通信事業者の中期経営計画を確認すると、その多くが通信事業に危機感を持ち、ARPU(1ユーザー当たりの収益)の拡大と、CAPEX(投資コスト)/OPEX(運用コスト)の削減に取り組んでいる様子がうかがえる。
特にコンシューマー市場については、人口減少が進むなか、ユーザー数の拡大が期待できない状況が続く。「ARPU拡大とCAPEX/OPEX削減は通信事業者にとって永遠の課題と言える」とNEC ネットワークサービスビジネスユニット ネットワークソリューション事業部門 BSS/OSS事業統括部 BSS SEグループ ディレクターの横井裕氏は語る。
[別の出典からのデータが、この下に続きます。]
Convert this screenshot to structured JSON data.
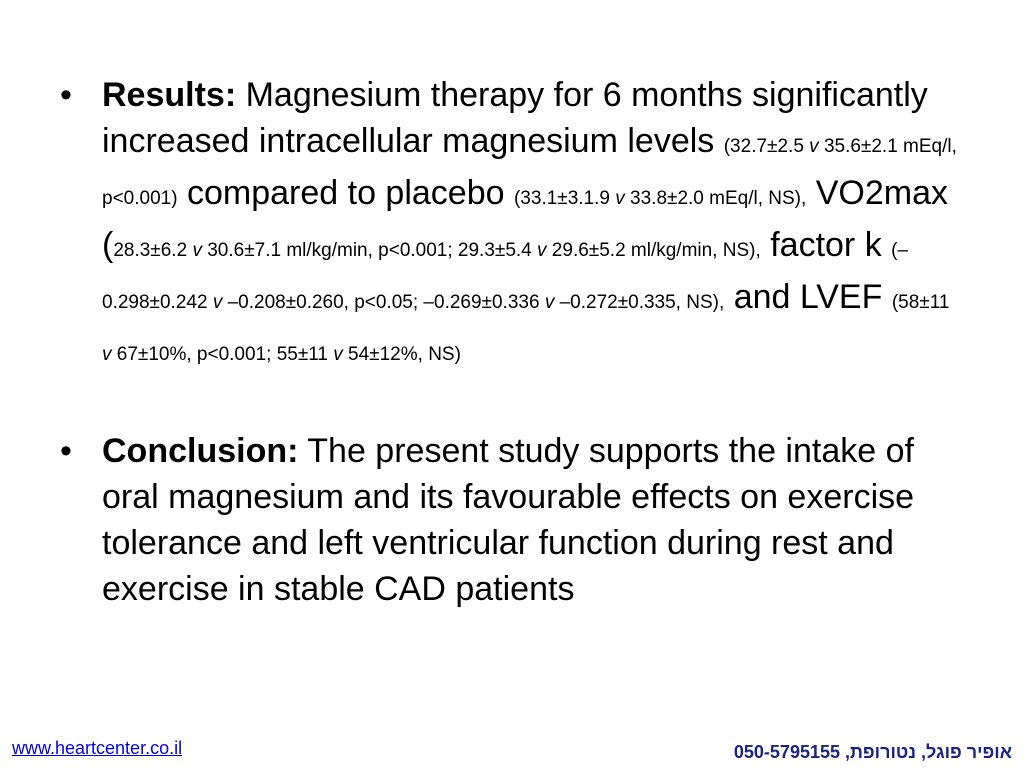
{
  "results": {
    "bullet": "•",
    "lead": "Results:",
    "text1": " Magnesium therapy for 6 months significantly increased intracellular magnesium levels ",
    "d1": "(32.7±2.5 ",
    "v1": "v",
    "d2": " 35.6±2.1 mEq/l, p<0.001)",
    "text2": " compared to placebo ",
    "d3": "(33.1±3.1.9 ",
    "v2": "v",
    "d4": " 33.8±2.0 mEq/l, NS),",
    "text3": " VO2max (",
    "d5": "28.3±6.2 ",
    "v3": "v",
    "d6": " 30.6±7.1 ml/kg/min, p<0.001; 29.3±5.4 ",
    "v4": "v",
    "d7": " 29.6±5.2 ml/kg/min, NS),",
    "text4": " factor k ",
    "d8": "(–0.298±0.242 ",
    "v5": "v",
    "d9": " –0.208±0.260, p<0.05; –0.269±0.336 ",
    "v6": "v",
    "d10": " –0.272±0.335, NS),",
    "text5": " and LVEF ",
    "d11": "(58±11 ",
    "v7": "v",
    "d12": " 67±10%, p<0.001; 55±11 ",
    "v8": "v",
    "d13": " 54±12%, NS)"
  },
  "conclusion": {
    "bullet": "•",
    "lead": "Conclusion:",
    "text": " The present study supports the intake of oral magnesium and its favourable effects on exercise tolerance and left ventricular function during rest and exercise in stable CAD patients"
  },
  "footer": {
    "website": "www.heartcenter.co.il",
    "contact": "050-5795155 ,אופיר פוגל, נטורופת"
  },
  "colors": {
    "link": "#0000ee",
    "contact": "#1a237e"
  }
}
さらに「楽天の新規参入以降の通信料金の値下げにより、収益は減少している」とServiceNow Headof Telecom, Media & Technology(TMT),Japanの松田康典氏が話すように、近年は通信料金の値下げも向かい風となってきた。特に影響が大きかったのが、政府による料金値下げ要請を受けて、2021年3月に大手キャリア3社が導入した新料金プランである。20GBのデータ通信を月額3000円以下で提供し、APRU下落に拍車がかかった。
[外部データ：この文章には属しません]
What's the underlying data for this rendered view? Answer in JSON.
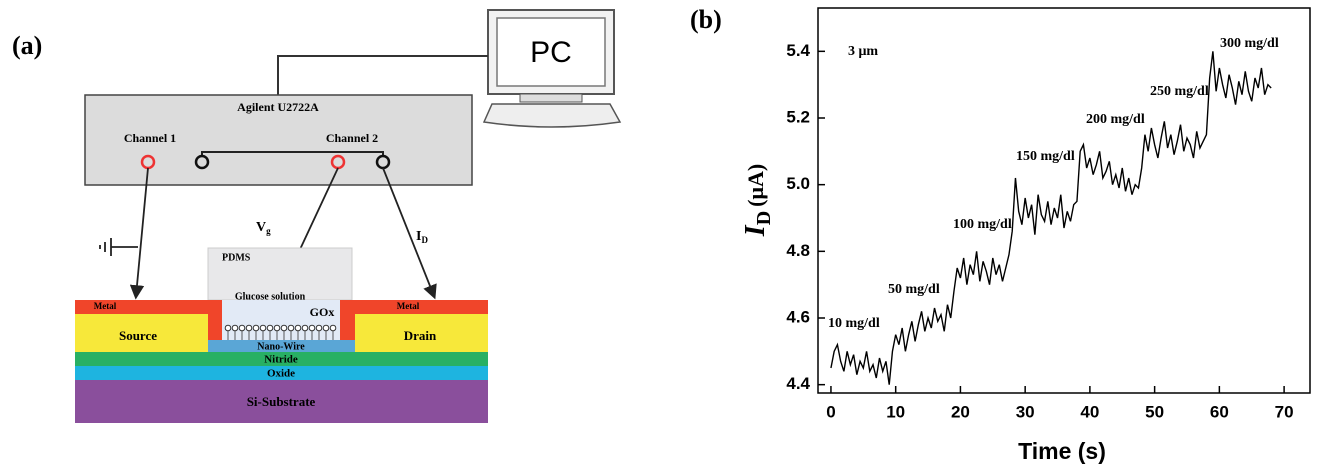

このようにコンシューマー事業の収益性が低下する中、通信事業者が活路を見出しているのが法人ビジネスである。「ユーザー数は頭打ちだが、IoTの普及によりコミュニケーションするデバイスは増えており、この領域のユーザーを取り込んでいかなければならない」と松田氏は指摘する。
手作業で運用
かつて自身も通信事業者に勤めていた松田氏は、法人ビジネスの課題をこのように話す。「オペレーションの効率化が遅れており、コンシューマー事業と比べてユーザーライクなサービスの提供に至っていない。運用がマニュアル化し、ユーザーからすると複雑化している」(図表1)。
図表1 マニュアル化されたワークフローのイメージ
通信事業者の法人向けサービスのWebサイトを訪れると、多種多様なサービスが並び、目的に沿ったサービスもすぐに見つけることが可能だ。だがその一方で、大抵の場合はネット上でサービスを申し込むことはできず、契約には営業担当者への問い合わせが必要になることにも気づくはずだ。「ユーザーからの問い合わせの裏では、多くの人員がマニュアルでシステムを動かし、時間をかけて対応している」と松田氏は明かす。
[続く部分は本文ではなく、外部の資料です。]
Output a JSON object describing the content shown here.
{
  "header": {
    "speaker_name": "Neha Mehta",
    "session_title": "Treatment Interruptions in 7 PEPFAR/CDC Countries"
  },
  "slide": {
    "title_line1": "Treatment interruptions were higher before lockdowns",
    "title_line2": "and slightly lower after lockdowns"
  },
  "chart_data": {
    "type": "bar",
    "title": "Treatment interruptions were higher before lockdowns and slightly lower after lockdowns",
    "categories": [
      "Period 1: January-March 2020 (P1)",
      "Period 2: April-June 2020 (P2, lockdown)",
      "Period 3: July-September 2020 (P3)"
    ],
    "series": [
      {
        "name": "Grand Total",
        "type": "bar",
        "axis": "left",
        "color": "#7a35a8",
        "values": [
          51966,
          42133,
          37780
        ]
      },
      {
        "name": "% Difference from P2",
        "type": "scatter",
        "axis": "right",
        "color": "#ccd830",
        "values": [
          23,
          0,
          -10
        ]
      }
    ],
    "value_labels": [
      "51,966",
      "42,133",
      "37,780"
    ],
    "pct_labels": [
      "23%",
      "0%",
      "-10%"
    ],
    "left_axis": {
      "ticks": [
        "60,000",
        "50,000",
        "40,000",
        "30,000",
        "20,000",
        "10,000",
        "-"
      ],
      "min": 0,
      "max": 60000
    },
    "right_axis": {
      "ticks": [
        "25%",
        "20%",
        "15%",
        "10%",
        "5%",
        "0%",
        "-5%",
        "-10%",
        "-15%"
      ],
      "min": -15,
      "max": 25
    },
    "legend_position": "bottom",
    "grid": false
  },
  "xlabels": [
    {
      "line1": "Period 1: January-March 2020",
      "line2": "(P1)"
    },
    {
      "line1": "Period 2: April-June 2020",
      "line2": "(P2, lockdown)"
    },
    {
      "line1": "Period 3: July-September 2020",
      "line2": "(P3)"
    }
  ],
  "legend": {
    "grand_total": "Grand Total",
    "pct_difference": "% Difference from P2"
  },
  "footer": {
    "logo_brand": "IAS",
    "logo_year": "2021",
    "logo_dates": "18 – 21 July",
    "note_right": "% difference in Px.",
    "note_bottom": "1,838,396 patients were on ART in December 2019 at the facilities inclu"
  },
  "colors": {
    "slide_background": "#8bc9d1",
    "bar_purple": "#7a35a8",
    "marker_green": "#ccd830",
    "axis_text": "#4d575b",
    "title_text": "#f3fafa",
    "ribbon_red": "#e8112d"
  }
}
手作業からの脱却のために、まず必要となっているのが、通信事業者向け業務システムであるBSS/OSS(Business Support Systems/Operation Support Systems)の改修である。
BSSは、ユーザーからの申込受付からサービス提供、契約管理、料金計算、請求、回収、収納、督促までの一連のプロセスを担う。「多くの通信事業者がBSSを3Gの時代から改修してきた歴史があり、現在はブラックボックス化やサイロ化したシステムが乱立している状況になっている」と横井氏は解説する。これは、通信事業者のネットワークの運用管理システムであるOSSも同様の状況だ。
ブラックボックス化/サイロ化したシステムは、迅速なサービス展開の障害となっている。現在は、「『契約すれば1年間Netflix無料』といった具合に、商材の組み合わせで工夫して勝負する時代になっている」(横井氏)が、システムの都合でタイムリーに提供できない。